New report predicts shortfall of 100,000 care home beds by 2020

Bupa warns that if councils’ adult social care budgets are not ring-fenced, the UK risks a shortfall of nearly 100,000 care home beds over the next decade.  This reduction will lead to a bed-blocking crisis for the NHS, and a postcode lottery for aged care as shortages emerge across the country.

A new report from Bupa reveals that real-term spending cuts to care will reduce the number of care home beds by 81,000 over the coming decade.  At the same time our ageing population is likely to see an additional 18,000 older people needing care.  These two factors could result in almost 100,000 older people being left at home or admitted to hospitals – potentially occupying half of the NHS’s beds.

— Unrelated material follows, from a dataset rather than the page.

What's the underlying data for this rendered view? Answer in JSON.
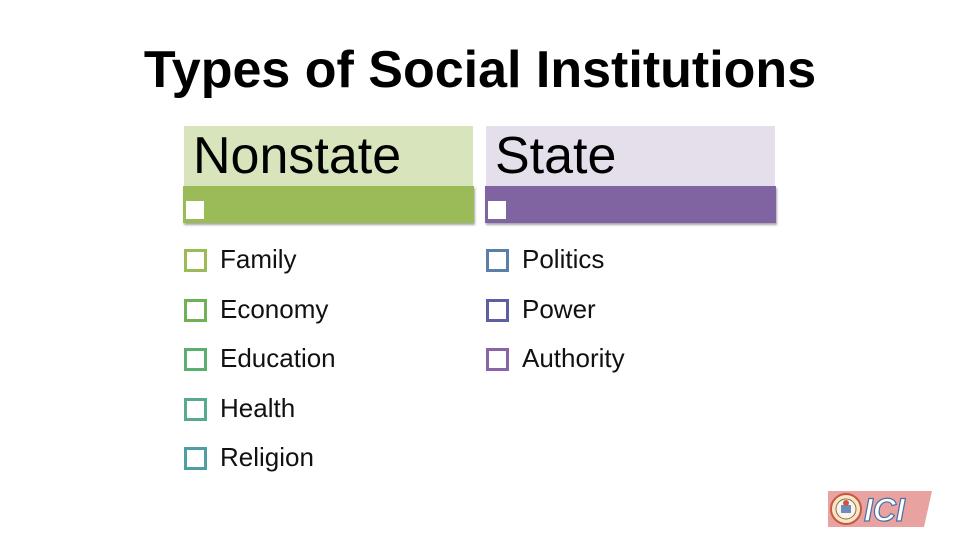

As local council budgets are being set across the country, Bupa is calling for the £2bn the government ear-marked for adult social care to be ring-fenced and spent on the purpose for which it was intended – caring for frail, older people and to take into account care home inflation. There is real concern that hard-pressed councils may direct the money to plug holes in other budgets.

Mark Ellerby of Bupa says, “The scale of the problem is much bigger than we thought.  Unless councils protect funding for the elderly, thousands of vulnerable, frail older people will be unable to get the care home places they need and will have no option but to go into hospital.  Not only is this deeply concerning for them and their families, but it is also worrying for the already stretched NHS as it will create a bed blocking crisis which will affect us all.”
 
The report, ‘Who Cares?’ Funding Adult Social Care Over the Next Decade’, lays bare the realities of the impact continuing under-funding of care home places will have on the wider health sector; care home beds will go as providers with large debts fail, fewer new care homes will be built and less will be spent on maintaining existing homes.